There are two types of markets in the real estate industry – the buyer’s and the seller’s market. A buyer’s market usually means lower prices and easier negotiations. A seller’s market often means tougher negotiations and more competition when buying a home.
Don’t worry, though, if it’s a seller’s market when you are ready to purchase a house, you can use the following tips to find a good deal.
Use a Real Estate Agent
When the market is tight, you have no choice but to use a real estate agent. As the buyer, you don’t pay the commission, so don’t worry that you cannot afford it. The real estate agent will provide you many benefits as you try to find a good deal on a home:
- Real estate agents often know about new listings quicker than anyone else. This gives you access to the home quicker and may give you the leg up on the competition, putting in your offer before a bidding war starts and you lose out on a good deal.

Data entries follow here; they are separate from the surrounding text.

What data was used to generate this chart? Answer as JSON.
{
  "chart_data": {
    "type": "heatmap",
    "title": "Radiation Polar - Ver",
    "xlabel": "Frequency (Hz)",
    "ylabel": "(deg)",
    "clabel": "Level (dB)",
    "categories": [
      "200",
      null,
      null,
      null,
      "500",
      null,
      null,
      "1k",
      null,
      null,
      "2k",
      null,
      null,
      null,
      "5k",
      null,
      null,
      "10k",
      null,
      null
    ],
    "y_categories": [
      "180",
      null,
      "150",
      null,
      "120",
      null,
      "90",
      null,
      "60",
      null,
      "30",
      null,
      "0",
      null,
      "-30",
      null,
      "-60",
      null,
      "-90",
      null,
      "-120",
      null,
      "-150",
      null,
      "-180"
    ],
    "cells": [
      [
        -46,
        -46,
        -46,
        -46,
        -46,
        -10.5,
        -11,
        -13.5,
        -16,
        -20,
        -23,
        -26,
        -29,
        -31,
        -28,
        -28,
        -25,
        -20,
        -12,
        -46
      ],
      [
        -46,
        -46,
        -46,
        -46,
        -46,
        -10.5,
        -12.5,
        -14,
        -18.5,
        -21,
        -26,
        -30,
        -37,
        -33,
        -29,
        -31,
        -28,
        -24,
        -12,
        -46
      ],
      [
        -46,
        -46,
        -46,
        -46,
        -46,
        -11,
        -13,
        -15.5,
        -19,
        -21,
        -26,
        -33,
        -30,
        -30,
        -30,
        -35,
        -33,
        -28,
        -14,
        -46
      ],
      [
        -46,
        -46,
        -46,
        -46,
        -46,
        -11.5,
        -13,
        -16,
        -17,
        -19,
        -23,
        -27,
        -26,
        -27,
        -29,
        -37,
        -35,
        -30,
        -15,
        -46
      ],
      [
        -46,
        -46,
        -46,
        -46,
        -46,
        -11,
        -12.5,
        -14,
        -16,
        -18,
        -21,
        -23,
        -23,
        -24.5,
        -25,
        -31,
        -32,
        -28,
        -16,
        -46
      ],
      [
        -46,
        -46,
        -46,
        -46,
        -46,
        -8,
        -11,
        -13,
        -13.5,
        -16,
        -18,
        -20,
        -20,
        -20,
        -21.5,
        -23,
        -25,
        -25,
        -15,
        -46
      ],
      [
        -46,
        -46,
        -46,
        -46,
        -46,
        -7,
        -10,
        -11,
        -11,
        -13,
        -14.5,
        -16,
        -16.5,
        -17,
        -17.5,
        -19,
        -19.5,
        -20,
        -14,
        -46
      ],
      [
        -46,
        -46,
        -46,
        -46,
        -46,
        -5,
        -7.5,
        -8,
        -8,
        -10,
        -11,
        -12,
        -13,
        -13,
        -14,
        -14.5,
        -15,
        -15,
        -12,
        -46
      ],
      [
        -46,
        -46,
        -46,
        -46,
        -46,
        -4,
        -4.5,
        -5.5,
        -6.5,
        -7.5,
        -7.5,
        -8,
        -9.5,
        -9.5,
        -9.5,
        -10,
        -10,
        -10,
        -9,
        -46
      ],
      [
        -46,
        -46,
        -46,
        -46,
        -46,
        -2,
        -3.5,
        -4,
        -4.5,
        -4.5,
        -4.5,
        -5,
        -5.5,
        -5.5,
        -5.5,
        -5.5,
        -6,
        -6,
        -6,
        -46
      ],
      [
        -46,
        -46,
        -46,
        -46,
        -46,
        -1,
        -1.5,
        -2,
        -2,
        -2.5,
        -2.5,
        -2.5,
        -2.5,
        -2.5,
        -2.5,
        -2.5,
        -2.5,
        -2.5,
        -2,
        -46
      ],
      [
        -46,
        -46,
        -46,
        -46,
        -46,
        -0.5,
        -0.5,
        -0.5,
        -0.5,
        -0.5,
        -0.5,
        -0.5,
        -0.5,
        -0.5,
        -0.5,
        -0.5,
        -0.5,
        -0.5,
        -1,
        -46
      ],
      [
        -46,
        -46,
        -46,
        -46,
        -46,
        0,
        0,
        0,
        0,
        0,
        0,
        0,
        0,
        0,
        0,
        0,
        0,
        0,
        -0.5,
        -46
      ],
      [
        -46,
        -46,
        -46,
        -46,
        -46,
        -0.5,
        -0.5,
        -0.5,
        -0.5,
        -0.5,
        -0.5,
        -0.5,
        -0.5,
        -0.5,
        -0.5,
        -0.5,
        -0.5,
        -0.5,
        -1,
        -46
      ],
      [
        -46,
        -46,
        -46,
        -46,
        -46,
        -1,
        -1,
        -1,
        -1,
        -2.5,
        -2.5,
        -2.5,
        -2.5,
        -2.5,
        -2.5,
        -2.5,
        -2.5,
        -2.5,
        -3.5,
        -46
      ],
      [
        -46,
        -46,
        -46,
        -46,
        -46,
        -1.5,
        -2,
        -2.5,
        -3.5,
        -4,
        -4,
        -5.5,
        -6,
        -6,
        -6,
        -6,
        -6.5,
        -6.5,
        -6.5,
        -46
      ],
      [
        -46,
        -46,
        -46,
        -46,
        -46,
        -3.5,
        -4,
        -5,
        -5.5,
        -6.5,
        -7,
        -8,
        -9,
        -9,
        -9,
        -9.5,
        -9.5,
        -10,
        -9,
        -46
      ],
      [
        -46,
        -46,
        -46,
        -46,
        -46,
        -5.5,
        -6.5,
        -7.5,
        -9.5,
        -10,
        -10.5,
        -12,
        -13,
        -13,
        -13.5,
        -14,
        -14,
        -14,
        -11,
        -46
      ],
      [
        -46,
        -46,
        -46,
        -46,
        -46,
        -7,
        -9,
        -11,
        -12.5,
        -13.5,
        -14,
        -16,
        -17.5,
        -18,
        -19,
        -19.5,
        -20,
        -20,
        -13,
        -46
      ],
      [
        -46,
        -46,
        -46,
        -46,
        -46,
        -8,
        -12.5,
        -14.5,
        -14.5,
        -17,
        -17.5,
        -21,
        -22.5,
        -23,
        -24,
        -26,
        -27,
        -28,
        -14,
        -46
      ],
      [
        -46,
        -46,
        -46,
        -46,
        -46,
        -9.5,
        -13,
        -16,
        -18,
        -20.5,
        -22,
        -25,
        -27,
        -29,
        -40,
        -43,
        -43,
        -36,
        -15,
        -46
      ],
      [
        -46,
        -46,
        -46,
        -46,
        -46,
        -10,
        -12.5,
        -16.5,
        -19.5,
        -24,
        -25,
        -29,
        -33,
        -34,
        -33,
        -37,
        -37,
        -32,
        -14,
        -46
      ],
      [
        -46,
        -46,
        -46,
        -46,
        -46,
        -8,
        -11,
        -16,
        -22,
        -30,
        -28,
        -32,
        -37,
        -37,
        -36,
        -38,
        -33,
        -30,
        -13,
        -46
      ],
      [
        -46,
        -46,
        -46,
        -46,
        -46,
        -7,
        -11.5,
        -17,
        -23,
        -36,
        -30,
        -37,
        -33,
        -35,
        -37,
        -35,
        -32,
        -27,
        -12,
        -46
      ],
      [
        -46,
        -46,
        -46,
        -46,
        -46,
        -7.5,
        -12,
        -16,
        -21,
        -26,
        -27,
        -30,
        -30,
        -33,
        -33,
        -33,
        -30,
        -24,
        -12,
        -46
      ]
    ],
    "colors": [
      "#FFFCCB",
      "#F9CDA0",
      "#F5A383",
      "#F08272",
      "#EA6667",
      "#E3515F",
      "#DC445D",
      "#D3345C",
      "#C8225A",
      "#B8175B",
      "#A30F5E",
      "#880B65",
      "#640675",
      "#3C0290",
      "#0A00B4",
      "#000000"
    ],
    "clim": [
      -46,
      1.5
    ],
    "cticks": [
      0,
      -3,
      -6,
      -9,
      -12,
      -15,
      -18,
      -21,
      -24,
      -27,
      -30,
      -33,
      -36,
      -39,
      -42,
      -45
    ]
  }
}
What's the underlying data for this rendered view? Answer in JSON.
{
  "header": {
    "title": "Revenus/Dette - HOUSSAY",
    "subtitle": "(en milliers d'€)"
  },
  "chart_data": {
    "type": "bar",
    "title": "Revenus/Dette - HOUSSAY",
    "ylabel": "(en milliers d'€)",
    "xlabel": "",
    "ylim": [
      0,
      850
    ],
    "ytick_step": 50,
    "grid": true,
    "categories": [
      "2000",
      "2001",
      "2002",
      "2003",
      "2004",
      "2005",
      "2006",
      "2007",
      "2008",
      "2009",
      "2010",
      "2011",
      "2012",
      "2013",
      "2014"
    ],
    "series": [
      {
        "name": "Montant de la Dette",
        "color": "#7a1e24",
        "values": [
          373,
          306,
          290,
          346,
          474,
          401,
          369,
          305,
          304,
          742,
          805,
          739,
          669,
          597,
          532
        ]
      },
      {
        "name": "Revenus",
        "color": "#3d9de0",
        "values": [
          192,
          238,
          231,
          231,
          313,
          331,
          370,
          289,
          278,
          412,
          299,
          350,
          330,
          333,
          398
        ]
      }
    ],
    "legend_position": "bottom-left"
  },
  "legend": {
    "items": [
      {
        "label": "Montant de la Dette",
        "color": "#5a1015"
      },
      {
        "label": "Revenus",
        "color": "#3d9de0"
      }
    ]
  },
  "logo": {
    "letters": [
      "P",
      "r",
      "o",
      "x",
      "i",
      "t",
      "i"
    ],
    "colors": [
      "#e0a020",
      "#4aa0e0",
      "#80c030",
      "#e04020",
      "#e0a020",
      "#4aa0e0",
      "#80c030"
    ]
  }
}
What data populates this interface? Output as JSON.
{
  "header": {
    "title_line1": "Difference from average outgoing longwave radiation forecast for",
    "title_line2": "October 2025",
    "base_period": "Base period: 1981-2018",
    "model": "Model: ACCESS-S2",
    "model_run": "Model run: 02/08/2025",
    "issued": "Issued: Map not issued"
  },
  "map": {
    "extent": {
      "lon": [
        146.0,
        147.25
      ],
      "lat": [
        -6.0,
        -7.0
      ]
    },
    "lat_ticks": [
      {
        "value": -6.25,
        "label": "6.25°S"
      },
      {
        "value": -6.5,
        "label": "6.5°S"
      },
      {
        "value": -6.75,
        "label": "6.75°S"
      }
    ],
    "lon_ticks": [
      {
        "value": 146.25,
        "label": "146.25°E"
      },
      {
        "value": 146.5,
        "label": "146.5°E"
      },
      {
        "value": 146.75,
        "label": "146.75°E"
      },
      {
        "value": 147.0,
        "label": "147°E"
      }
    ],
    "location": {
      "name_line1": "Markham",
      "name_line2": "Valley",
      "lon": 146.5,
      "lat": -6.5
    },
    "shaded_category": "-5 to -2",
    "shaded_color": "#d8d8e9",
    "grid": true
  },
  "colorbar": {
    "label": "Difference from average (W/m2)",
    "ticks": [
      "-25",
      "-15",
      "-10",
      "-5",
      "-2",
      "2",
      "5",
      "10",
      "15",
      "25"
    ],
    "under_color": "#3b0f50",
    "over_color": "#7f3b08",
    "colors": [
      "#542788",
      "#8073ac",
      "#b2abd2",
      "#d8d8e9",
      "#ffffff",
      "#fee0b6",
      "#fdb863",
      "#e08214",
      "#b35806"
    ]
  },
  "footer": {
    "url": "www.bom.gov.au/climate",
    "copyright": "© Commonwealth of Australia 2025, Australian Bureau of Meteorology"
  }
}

- Real estate agents know when a price is fair and when you are just paying more because demand is high and supply is low. No matter how much you want a home, there’s no reason to overpay for it. If this one doesn’t work out, there will be others. Your real estate agent can be your voice of reason.
- Real estate agents know what sellers want. Sometimes it’s not just top dollar. The right agent can read a seller and know what you will need to offer in order to win the bid. Sometimes it’s a fast closing or buying the home ‘as is’ without requesting repairs or credits. Making the right offer without too many contingencies can be the answer the seller wants.
Have Your Financing in Order
In a seller’s market, there are often multiple bids or buyers wanting the home. The seller is going to go for the buyer that has their financing in order, even if that means a lower price for the home. A guarantee that you have financing and will follow through on the contract is often worth much more to a seller than getting the highest price.
It doesn’t make sense for a seller to accept the highest bid from a buyer that never went through the preapproval process. Sure, the promise of a higher price sounds great, but if the buyer can’t follow through because he doesn’t qualify for financing, it won’t do the seller any good. Those being said, get your pre-approval letter before you shop for a home. Even if your bid is lower than others, you may come out the winner because you have the financing ready to go.
Don’t Ask for Too Much
If you want to offer a reasonable price for the home, keep your contract simple. While it makes sense to have some contingencies, too many will scare the seller away. The more straightforward the contract and the fewer ways you have to back out of it, the more likely it is that the seller will accept your bid.
Here’s an example:
You bid the asking price on the home, but you also make the contract contingent on the sale of your home, the approval of your financing, and the home inspection. That’s three ways out of the contract. If your home doesn’t sell by a specified date; if you don’t secure financing on time; or if the home inspection turns up with several problems, you can back out of the offer without any repercussions.
John bids $5,000 lower than the asking price on the home, but he doesn’t include any contingencies. He has an offer on his home already and he has his preapproval letter with very few conditions. His real estate agent walked through the home with him several times and they both feel comfortable that the home is in good condition.
The seller is more likely to take John’s offer, even though it’s $5,000 less than your offer. John doesn’t have an easy way out of the contract, so he is more likely to close on the home than you would be.
Earnest money shows a seller that you have good faith to buy the home. The more money you are willing to put down, the more confidence the seller will have in your offer. Don’t be stingy in this area – you are going to get the money back unless you back out of the contract. As long as you are sure about the home, offer a decent amount of earnest money, sellers like that confidence and may be more likely to choose your bid, even if it’s lower, over others that don’t offer the earnest money, aka confidence in buying the house.
Finally, you want to get personal with the seller. Remember, they are selling a piece of their life to you. Sometimes it’s not about the money, but about finding the right buyer. Sometimes just writing a letter to the seller, letting him know how much you want the home and what it will mean to you and your family is enough for the seller to take your bid over others.
The seller wants to know the home is going to someone that will love it just as much as they did. The last thing some sellers want is for an investor to come in and buy the home either to flip it or rent it out to others. That letter could make the seller accept a lower offer than others offer them.
Getting a good deal on a home in a seller’s market isn’t impossible. These tips can help you get the best deal while getting the home that you want. If it doesn’t work out, don’t forget, there are other homes out there that you can get for a better deal.